TRIBUNALE DI SORVEGLIANZA
ORDINANZA

nel procedimento chiamato all’udienza dell’ 8 aprile 2025, relativo a reclamo art. 69bis O.P. avverso ordinanza del magistrato di sorveglianza di Pescara 9.12.2024 con cui è stata dichiarata inammissibile l’istanza di liberazione anticipata relativa al semestre 30.11.2022 – 29.05.2024, promosso dall’imputato, detenuto presso la c.c. di Lanciano;

Esaminati gli atti ed udita la relazione, viste le conclusioni formulate in udienza dal Procuratore Generale e dal difensore, nei termini di cui al relativo verbale, a scioglimento della riserva assunta

OSSERVA

L’interessato ha presentato, per il tramite del difensore di fiducia, tempestivo reclamo (con istanza depositata in data 17.12.2024) avverso l’ordinanza indicata in epigrafe, con cui il magistrato di sorveglianza di Pescara ha dichiarato inammissibile l’istanza, alla luce della novella legislativa introdotta dall’art. 5 c. 3 D.L.n. 92 del 4.07.2024, che richiede, a sostegno della stessa, la deduzione di uno specifico interesse diverso da quelli di cui ai commi 1 e 2, che non era stato indicato all’atto dell’istanza.

Ritiene questo tribunale che il reclamo sia meritevole di accoglimento.

Difatti, ferma la natura processuale delle norme inerenti ai benefici penitenziari che, in assenza di una specifica disciplina transitoria, soggiacciono al principio “tempus regit actum” e, dunque, trovano immediata applicazione, va tuttavia considerato che l’istanza volta alla concessione della liberazione anticipata reca la data del 29 maggio 2024 e, dunque, è stata predisposta nella vigenza della normativa ante riforma, il ché avrebbe richiesto quantomeno la concessione, in favore dell’istante, di un termine per integrare l’istanza secondo le previsioni della novella legislativa, ovvero una valutazione meno rigorosa, dal parte del giudice di prime cure, circa la sussistenza di un interesse all’ottenimento del beneficio.

Orbene, dall’istruttoria in atti risulta che nel periodo considerato, in cui è stato ininterrottamente ristretto, l’interessato ha osservato una condotta regolare e conforme alle regole intramurarie, dando così prova di partecipazione all’opera rieducativa; risulta, infine, che il semestre 31.05.2022 – 31.05.2023 è già stato valutato dal magistrato di sorveglianza di Torino con ordinanza 11.09.2024, per cui l’istanza va dichiarata inammissibile per il periodo corrente dal 30.11.2022- 31.05.2023.

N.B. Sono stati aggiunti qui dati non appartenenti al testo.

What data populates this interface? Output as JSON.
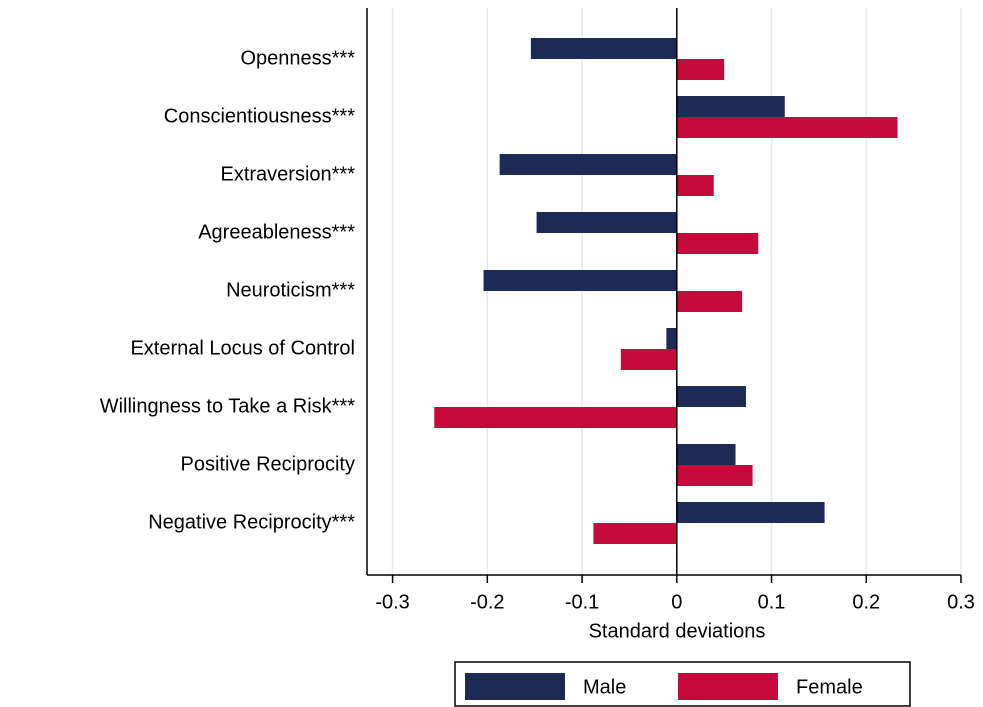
{
  "chart_data": {
    "type": "hbar",
    "x_label": "Standard deviations",
    "categories": [
      "Openness***",
      "Conscientiousness***",
      "Extraversion***",
      "Agreeableness***",
      "Neuroticism***",
      "External Locus of Control",
      "Willingness to Take a Risk***",
      "Positive Reciprocity",
      "Negative Reciprocity***"
    ],
    "series": [
      {
        "name": "Male",
        "color": "#1c2a55",
        "values": [
          -0.154,
          0.114,
          -0.187,
          -0.148,
          -0.204,
          -0.011,
          0.073,
          0.062,
          0.156
        ]
      },
      {
        "name": "Female",
        "color": "#c5093b",
        "values": [
          0.05,
          0.233,
          0.039,
          0.086,
          0.069,
          -0.059,
          -0.256,
          0.08,
          -0.088
        ]
      }
    ],
    "xlim": [
      -0.327,
      0.3
    ],
    "xticks": [
      -0.3,
      -0.2,
      -0.1,
      0,
      0.1,
      0.2,
      0.3
    ],
    "grid": true
  }
}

Visti gli artt. 54 e 69 bis O.P.;

P.Q.M.

ACCOGLIE il reclamo proposto dall’imputato, sopra generalizzato, e, per l’effetto, annulla l’ordinanza del magistrato di sorveglianza di Pescara 9.12.2024 e concede, in suo favore, una riduzione della pena in esecuzione di giorni 90 per i semestri correnti dal 1.06.2023 al 31.05.2024;

DICHIARA INAMMISSIBILE l’istanza per il semestre 30.11.2022- 31.05.2023.

Manda alla Cancelleria per gli adempimenti di competenza.